Kakek bongkok dan kakek muka hitam ini berusia kurang lebih lima puluh tahun dan mereka adalah tokoh-tokoh tingkat tiga dari Hwa-i Kai-pang, maka tentu saja mereka memiliki kepandaian silat yang tinggi. Yang punggungnya bongkok itu terkenal dengan julukannya Tiat-ciang Sin-kai (Pengemis Sakti Tangan Besi), sedangkan yang bermuka hitam berjuluk Hek-bin Mo-kai (Pengemis Iblis Muka Hitam).

Karena mereka berdua maklum dan mendengar dari tiga orang pengemis tingkat lima betapa lihainya wanita itu, maka mereka maju berbareng dan serentak telah menyerang dengan senjata tongkat mereka.

Melihat cara menyambarnya tongkat-tongkat itu maklumlah Kim Hong Liu-nio bahwa dia menghadapi lawan yang cukup tangguh dan cepat dia menggerakkan tubuhnya mengelak ke belakang. Dua sinar hitam dari tongkat itu menyambar dahsyat di dekat tubuhnya.

“Wuuut! Wuuutt!”

Ujung-ujung tongkat itu sebelum menyentuh tanah, telah ditahan oleh para pemegangnya dan kelihatan ujung tongkat itu menggetar hebat sampai mengeluarkan suara “wrrrrr!” saking kerasnya sambaran itu dan kini ditahan oleh dua orang kakek pengemis. Kemudian tongkat itu menyambar lagi dan Kim Hong Liu-nio sudah didesak dan dihujani serangan bertubi-tubi yang kesemuanya mengandung tenaga kuat sekali.

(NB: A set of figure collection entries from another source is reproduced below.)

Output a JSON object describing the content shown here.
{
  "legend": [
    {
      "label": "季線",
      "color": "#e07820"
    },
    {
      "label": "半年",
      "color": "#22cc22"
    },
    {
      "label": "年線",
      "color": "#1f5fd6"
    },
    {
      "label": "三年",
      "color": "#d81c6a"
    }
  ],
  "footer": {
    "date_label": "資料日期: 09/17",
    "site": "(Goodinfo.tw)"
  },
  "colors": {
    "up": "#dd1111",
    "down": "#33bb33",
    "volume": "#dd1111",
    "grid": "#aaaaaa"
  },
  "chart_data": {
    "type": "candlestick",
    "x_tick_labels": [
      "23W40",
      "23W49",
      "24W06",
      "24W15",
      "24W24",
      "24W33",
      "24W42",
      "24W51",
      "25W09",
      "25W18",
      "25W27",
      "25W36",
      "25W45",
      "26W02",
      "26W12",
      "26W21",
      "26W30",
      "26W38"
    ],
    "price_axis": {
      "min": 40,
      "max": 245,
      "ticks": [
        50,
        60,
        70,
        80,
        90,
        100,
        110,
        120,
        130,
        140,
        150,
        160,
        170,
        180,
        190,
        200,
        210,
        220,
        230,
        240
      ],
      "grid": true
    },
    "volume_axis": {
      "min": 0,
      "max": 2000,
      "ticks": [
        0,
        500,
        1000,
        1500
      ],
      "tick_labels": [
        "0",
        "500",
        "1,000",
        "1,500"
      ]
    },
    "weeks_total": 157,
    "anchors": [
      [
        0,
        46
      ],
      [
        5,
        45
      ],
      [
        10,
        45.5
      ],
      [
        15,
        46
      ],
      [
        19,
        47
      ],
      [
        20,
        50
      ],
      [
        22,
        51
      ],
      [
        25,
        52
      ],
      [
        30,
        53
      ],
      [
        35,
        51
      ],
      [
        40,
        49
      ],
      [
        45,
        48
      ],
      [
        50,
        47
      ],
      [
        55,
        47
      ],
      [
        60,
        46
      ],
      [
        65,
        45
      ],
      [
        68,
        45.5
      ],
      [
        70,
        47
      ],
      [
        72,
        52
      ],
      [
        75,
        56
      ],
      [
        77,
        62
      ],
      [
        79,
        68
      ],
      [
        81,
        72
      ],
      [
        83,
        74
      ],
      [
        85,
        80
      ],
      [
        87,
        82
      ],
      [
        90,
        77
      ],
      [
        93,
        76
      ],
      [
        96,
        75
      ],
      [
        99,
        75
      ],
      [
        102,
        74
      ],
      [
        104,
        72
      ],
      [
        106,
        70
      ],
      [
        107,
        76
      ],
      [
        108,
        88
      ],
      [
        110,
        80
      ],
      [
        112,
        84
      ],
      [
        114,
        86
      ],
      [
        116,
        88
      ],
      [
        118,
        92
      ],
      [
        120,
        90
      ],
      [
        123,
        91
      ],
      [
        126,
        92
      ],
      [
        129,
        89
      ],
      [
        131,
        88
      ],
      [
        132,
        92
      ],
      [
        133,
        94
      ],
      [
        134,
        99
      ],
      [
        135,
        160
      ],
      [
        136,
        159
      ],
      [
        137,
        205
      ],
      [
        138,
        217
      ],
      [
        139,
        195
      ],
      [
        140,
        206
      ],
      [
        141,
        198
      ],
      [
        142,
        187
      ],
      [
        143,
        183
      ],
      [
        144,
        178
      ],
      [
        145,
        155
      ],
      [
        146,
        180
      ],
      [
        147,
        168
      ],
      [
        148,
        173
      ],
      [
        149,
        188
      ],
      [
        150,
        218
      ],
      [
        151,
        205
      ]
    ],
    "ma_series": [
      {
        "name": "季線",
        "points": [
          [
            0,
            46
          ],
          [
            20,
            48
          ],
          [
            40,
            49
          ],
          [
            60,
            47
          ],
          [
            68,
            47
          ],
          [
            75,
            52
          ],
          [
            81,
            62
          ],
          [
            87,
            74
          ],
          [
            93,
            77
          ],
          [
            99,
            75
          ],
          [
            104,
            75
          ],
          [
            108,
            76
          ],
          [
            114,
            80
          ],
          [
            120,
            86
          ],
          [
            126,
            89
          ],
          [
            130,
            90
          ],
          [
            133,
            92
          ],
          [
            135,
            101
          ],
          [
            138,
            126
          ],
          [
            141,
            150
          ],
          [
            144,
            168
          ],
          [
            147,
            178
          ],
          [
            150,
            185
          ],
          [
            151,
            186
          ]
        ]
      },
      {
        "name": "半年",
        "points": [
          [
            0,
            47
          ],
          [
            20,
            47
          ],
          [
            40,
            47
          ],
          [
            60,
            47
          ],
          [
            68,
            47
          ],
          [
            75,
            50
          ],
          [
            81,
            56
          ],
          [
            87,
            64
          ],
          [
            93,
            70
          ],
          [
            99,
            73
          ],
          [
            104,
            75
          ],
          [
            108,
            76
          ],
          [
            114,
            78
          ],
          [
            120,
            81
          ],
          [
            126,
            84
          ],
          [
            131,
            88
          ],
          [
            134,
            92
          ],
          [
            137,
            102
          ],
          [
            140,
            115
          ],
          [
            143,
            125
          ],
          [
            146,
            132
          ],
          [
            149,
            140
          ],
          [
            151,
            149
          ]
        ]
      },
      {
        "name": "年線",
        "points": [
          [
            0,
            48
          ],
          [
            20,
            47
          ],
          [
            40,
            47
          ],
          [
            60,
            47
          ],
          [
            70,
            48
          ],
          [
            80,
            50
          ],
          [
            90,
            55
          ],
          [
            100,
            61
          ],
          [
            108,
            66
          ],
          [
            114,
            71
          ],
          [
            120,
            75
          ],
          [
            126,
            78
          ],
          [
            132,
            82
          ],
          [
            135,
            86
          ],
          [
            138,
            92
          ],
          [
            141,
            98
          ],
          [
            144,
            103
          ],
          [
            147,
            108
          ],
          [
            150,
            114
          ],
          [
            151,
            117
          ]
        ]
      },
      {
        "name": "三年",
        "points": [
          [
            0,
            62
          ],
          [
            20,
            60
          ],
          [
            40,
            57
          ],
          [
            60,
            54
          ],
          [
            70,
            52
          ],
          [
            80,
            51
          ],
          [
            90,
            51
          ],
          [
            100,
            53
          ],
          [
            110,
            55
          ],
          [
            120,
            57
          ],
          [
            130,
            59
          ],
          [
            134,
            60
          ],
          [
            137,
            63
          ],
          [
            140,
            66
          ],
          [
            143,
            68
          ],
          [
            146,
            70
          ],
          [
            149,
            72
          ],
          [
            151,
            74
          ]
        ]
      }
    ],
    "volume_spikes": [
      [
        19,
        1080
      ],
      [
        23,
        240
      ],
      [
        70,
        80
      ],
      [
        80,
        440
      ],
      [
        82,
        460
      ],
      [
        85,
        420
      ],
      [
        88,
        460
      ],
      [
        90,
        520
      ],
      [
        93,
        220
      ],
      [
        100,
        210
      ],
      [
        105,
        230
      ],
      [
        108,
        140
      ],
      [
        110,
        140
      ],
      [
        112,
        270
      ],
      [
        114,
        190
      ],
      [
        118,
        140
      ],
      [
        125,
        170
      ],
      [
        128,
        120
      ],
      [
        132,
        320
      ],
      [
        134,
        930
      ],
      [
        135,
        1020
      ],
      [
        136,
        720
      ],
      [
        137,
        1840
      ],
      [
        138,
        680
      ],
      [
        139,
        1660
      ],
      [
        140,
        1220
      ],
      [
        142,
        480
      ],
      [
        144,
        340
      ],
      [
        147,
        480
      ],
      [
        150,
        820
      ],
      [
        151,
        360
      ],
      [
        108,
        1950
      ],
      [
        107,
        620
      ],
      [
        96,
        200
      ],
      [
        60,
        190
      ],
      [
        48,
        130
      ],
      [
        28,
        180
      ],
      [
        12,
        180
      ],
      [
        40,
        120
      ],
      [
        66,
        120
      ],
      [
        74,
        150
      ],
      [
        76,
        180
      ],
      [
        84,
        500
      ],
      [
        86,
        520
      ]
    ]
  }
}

“Hemm, kalian mencari penyakit!” bentak wanita itu dan begitu kedua tangannya bergerak, nampak sinar merah yang panjang bergulung-gulung dan ternyata wanita ini dengan tenang namun cepat bukan main telah menggerakkan sabuk merahnya dan sambil mengelak dia telah balas menyerang!

“Wirrrr... syuuuuttt... plakk!”

Sabuk merah itu hebat bukan main, menyambar dahsyat menyilaukan mata dan hampir saja leher Hek-bin Mo-kai kena totok. Untung dia dapat menangkis dengan cepat dan kini tongkatnya terlibat ujung sabuk merah yang bergerak seperti ular itu. Selagi Hek-bin Mo-kai bersitegang untuk melepaskan tongkat dari libatan sabuk, Tiat-ciang Sin-kai sudah menghantamkan tongkatnya dari samping ke arah kepala wanita itu.

“Cringgg...!”

Tiat-ciang Sin-kai terkejut bukan main. Tongkatnya yang menghantam kepala itu ditangkis oleh lengan kecil halus yang bergelang kerincing. Anehnya lengan kecil dan gelang-gelang emas kecil itu tidak saja mampu menangkis tongkatnya, malah dia sendiri sampai terhuyung ke belakang saking kuatnya tangkisan itu! Dengan marah dia lalu mengatur keseimbangan tubuhnya dan menubruk lagi, kini tongkatnya menusuk ke arah lambung dari sebelah kanan wanita itu.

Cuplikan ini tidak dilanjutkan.